DOCKET NO. A-5958-10T2 (N.J. Super. Sep. 21, 2012)

DOCKET NO. A-5958-10T2


SAMI R. RADWAN, Plaintiff-Appellant, v. CYNTHIA L. GEORGE-HAMMOND, Defendant-Respondent.

Joel C. Seltzer, attorney for appellant. Chasan, Leyner & Lamparello, P.C., attorneys for respondent (John V. Mallon, of counsel and on the brief; Samar Siyam, on the brief).



Before Judges Accurso and Lisa.

On appeal from the Superior Court of New Jersey, Law Division, Bergen County, Docket No. L-9351-09.

Joel C. Seltzer, attorney for appellant.

Chasan, Leyner & Lamparello, P.C., attorneys for respondent (John V. Mallon, of counsel and on the brief; Samar Siyam, on the brief). PER CURIAM

Plaintiff, Sami R. Radwan, was injured on March 12, 2009, when the vehicle he was driving was struck in the rear by a vehicle driven by defendant, Cynthia L. George-Hammond. Plaintiff sued defendant. Defendant admitted that she was 100% at fault for causing the accident, and the case went to trial on the issue of damages only. However, in order to recover damages for his injuries, plaintiff was required to first prove that he suffered a permanent injury caused by the accident.
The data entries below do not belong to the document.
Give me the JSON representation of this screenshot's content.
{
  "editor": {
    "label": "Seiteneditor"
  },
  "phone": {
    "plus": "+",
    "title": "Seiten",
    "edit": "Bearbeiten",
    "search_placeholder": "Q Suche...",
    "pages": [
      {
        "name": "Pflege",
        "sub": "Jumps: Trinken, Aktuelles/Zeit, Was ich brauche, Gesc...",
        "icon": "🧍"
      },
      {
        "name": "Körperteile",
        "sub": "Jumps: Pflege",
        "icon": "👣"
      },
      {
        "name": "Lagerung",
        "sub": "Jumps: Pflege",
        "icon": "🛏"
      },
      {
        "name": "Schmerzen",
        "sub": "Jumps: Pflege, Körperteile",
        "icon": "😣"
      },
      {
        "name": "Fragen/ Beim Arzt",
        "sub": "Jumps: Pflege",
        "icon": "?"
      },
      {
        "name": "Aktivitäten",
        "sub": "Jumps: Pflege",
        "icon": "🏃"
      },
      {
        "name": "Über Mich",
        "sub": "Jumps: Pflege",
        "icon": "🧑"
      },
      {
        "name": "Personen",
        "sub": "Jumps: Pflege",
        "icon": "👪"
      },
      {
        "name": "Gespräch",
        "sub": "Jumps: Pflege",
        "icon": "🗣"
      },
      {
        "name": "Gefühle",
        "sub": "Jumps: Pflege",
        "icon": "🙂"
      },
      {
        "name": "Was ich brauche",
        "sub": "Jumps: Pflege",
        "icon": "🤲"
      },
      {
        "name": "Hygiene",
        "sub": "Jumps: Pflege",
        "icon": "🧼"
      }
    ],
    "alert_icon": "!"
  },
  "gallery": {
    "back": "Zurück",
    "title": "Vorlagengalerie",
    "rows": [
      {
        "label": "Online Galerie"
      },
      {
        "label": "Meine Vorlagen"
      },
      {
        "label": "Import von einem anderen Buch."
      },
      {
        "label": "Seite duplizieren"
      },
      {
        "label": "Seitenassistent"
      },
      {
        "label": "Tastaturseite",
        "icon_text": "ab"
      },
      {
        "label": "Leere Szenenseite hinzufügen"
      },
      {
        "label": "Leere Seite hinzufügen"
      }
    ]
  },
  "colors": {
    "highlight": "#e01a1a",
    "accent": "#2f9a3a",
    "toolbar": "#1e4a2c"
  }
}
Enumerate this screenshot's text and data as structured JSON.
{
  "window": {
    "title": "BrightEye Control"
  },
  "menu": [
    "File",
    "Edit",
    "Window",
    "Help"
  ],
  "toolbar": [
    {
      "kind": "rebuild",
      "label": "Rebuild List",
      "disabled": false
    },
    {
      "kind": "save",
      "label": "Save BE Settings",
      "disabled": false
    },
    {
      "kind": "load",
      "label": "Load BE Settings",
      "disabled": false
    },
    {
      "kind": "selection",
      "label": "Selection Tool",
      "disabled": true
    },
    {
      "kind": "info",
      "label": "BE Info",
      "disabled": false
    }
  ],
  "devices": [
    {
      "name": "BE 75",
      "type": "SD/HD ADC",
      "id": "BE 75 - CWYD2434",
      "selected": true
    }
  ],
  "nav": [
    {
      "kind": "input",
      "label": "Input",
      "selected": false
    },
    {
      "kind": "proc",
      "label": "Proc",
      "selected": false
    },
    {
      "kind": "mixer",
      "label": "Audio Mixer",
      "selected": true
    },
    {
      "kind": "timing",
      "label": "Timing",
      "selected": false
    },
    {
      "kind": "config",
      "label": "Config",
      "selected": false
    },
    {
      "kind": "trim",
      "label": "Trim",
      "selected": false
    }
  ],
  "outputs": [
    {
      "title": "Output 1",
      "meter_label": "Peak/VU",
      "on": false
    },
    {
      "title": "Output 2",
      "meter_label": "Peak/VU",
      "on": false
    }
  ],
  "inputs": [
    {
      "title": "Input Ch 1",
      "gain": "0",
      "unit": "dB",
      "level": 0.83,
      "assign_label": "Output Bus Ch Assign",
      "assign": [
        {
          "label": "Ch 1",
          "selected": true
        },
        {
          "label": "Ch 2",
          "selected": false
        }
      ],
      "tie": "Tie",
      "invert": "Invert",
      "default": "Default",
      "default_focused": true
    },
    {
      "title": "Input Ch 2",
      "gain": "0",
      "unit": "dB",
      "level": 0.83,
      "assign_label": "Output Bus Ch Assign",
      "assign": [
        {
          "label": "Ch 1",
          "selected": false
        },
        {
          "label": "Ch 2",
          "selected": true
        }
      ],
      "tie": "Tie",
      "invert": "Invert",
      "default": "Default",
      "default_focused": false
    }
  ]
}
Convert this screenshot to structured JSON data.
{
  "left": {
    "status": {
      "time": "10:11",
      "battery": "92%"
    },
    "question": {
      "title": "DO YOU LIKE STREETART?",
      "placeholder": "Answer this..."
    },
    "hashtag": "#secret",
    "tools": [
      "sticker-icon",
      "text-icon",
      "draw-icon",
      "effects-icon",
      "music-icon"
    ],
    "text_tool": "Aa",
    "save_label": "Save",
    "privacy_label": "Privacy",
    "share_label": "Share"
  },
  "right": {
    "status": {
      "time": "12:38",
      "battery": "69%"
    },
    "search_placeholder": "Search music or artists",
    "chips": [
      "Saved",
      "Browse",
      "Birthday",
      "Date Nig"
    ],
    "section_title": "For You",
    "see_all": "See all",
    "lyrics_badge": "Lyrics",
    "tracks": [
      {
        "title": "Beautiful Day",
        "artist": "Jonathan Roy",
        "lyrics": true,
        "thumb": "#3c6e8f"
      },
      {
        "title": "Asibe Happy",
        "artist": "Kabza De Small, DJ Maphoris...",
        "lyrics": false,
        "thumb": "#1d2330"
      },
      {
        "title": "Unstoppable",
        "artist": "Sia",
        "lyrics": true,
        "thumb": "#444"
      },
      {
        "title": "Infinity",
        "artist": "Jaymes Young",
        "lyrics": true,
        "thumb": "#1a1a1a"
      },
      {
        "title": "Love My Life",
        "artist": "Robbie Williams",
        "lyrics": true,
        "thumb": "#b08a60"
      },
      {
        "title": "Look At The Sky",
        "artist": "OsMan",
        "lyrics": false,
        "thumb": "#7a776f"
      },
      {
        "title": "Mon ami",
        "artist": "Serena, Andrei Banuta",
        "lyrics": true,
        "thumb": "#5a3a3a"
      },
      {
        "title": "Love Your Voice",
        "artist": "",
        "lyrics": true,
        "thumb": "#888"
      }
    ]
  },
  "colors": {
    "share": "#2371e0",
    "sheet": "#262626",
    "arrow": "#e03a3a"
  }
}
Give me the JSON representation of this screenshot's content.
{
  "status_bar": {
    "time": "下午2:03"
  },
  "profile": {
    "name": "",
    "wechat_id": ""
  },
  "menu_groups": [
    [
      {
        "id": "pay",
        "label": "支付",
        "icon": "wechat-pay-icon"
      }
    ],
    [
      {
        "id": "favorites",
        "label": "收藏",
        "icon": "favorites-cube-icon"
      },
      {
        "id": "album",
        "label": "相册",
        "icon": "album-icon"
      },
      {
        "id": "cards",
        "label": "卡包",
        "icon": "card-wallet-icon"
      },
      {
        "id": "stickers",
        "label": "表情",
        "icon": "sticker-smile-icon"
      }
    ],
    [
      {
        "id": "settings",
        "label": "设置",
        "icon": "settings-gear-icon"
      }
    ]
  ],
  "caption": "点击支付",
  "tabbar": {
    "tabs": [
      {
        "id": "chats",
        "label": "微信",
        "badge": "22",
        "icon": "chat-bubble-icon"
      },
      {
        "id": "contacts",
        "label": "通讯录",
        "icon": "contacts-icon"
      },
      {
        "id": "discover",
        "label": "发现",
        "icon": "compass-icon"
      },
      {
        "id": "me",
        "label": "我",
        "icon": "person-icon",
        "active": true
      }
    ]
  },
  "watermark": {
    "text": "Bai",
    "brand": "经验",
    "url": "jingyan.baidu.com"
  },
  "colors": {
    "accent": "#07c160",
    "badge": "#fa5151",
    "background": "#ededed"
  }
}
See N.J.S.A. 39:6A-8a.

Plaintiff had been involved in a previous vehicular accident on May 4, 2008, in which he was struck in the rear by another vehicle. In that accident, he suffered injuries to his spine. At the time of the March 12, 2009 accident, plaintiff was still being treated for the injuries from the prior accident. Plaintiff testified that his symptoms worsened after the 2009 accident. He presented the testimony of two medical experts, whose testimony included the opinion that plaintiff's prior injuries were exacerbated by the 2009 accident and that the exacerbation was permanent.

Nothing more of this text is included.